Balaram was an apt student. He studied engineering at the University of Edinburgh, with additional study in Denmark. He was chosen by the Methodist Episcopal Church as a Crusade Scholar, going onto further higher education in the United States. Completing his B.A. degree, Phi Beta Kappa, he went on to complete his Master's degree at the University of Pittsburgh.

==Ministry==
Upon the completion of these educational pursuits, Balaram returned to India. He was enlisted by Bishop Pickett for development work, both urban and village Christian work. Over the course of his career, Rev. Balaram served in a variety of positions, becoming a widely acknowledged religious leader, especially in education and social work.

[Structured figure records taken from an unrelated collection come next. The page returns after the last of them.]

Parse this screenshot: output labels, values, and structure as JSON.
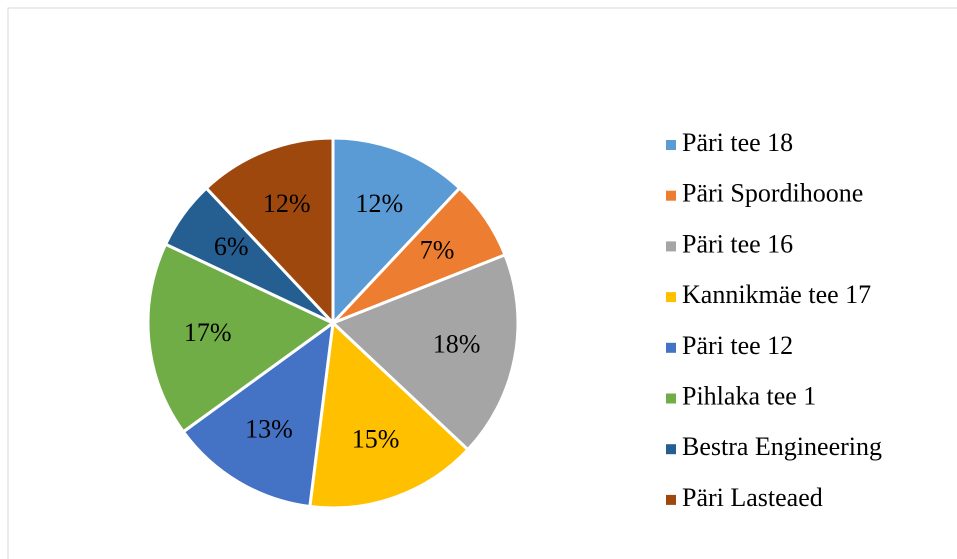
{
  "chart_data": {
    "type": "pie",
    "categories": [
      "Päri tee 18",
      "Päri Spordihoone",
      "Päri tee 16",
      "Kannikmäe tee 17",
      "Päri tee 12",
      "Pihlaka tee 1",
      "Bestra Engineering",
      "Päri Lasteaed"
    ],
    "values": [
      12,
      7,
      18,
      15,
      13,
      17,
      6,
      12
    ],
    "value_labels": [
      "12%",
      "7%",
      "18%",
      "15%",
      "13%",
      "17%",
      "6%",
      "12%"
    ],
    "colors": [
      "#5b9bd5",
      "#ed7d31",
      "#a5a5a5",
      "#ffc000",
      "#4472c4",
      "#70ad47",
      "#255e91",
      "#9e480e"
    ],
    "legend": "right"
  }
}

Rev. Balaram was elected to the episcopacy by the Central Conference of South Asia at the Central Conference meeting in January 1965. He was assigned to the Lucknow episcopal area.

Bishop Balaram was known as a highly creative person, full of ideas. Very articulate and winsome, he won many friends for India wherever he went. For instance, he was an intimate friend of Bishop Mathews for over thirty years.

Balaram also personally knew many of the political leaders of the newly independent India. He was able to help offset any damaging effect of the image of that day that the Indian Christian Church and community were in someway "foreign."

==Death and burial==
Balaram died from a heart attack on 17 January 1968. He was buried in Lucknow.